Brooks first argues that the District Court erred in holding that the discretionary function exception barred his FTCA claims regarding the May 13, 2011 “planned attack” in the recreation cage. *167 We disagree. The United States has sovereign immunity from civil liability, except in cases where it consents to be sued. See United States v. Bormes, 568 U.S. 6, 133 S.Ct. 12, 16, 184 L.Ed.2d 317 (2012). The FTCA provides a limited waiver of sovereign immunity as to the negligent acts of government employees acting within the scope of their employment. 1 28 U.S.C. §§ 2671-80. However, the waiver is subject to exceptions, such as the discretionary function exception, which provides that no liability shall lie for claims “based upon the exercise or performance or the failure to exercise or perform a discretionary function or duty ... whether or not the discretion involved be abused.” See 28 U.S.C. § 2680(a).

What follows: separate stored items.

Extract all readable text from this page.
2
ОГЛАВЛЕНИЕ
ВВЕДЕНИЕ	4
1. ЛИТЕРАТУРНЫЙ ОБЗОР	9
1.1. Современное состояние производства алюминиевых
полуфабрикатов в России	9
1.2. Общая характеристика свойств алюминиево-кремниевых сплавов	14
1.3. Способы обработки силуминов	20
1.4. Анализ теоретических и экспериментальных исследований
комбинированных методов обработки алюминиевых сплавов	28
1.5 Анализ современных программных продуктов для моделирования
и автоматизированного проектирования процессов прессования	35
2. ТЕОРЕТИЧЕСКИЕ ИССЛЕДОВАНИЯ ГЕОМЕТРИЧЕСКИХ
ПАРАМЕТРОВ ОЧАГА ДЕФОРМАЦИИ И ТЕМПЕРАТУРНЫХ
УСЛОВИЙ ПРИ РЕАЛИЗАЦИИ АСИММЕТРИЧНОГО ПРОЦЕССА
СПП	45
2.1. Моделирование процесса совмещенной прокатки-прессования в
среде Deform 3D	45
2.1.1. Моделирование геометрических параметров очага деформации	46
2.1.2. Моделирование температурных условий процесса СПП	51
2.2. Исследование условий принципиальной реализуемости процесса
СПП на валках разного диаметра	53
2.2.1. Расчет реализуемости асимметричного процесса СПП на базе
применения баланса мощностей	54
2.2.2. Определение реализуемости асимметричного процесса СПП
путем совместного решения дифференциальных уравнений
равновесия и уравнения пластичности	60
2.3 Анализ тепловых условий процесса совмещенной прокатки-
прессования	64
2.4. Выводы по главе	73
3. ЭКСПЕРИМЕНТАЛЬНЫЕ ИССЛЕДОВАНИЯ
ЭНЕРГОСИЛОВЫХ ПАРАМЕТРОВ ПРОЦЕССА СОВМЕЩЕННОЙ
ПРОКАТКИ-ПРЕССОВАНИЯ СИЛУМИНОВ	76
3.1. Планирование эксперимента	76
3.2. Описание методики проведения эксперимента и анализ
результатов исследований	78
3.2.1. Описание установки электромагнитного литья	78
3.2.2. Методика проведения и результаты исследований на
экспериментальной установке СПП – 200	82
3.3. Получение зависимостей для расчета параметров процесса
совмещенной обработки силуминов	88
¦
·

To determine whether the discretionary function exception to the waiver of immunity applies, a court must assess (1) whether the act involves an “element of judgment or choice,” rather than a course of action prescribed by a federal statute, regulation, or policy; and (2) even if the challenged conduct involves an element of judgment, “whether that judgment is of the kind that the discretionary function exception was designed to shield.” Mitchell v. U.S., 225 F.3d 361, 363-64 (3d Cir. 2000) (quoting United States v. Gaubert, 499 U.S. 315, 322, 111 S.Ct. 1267, 113 L.Ed.2d 335 (1991)).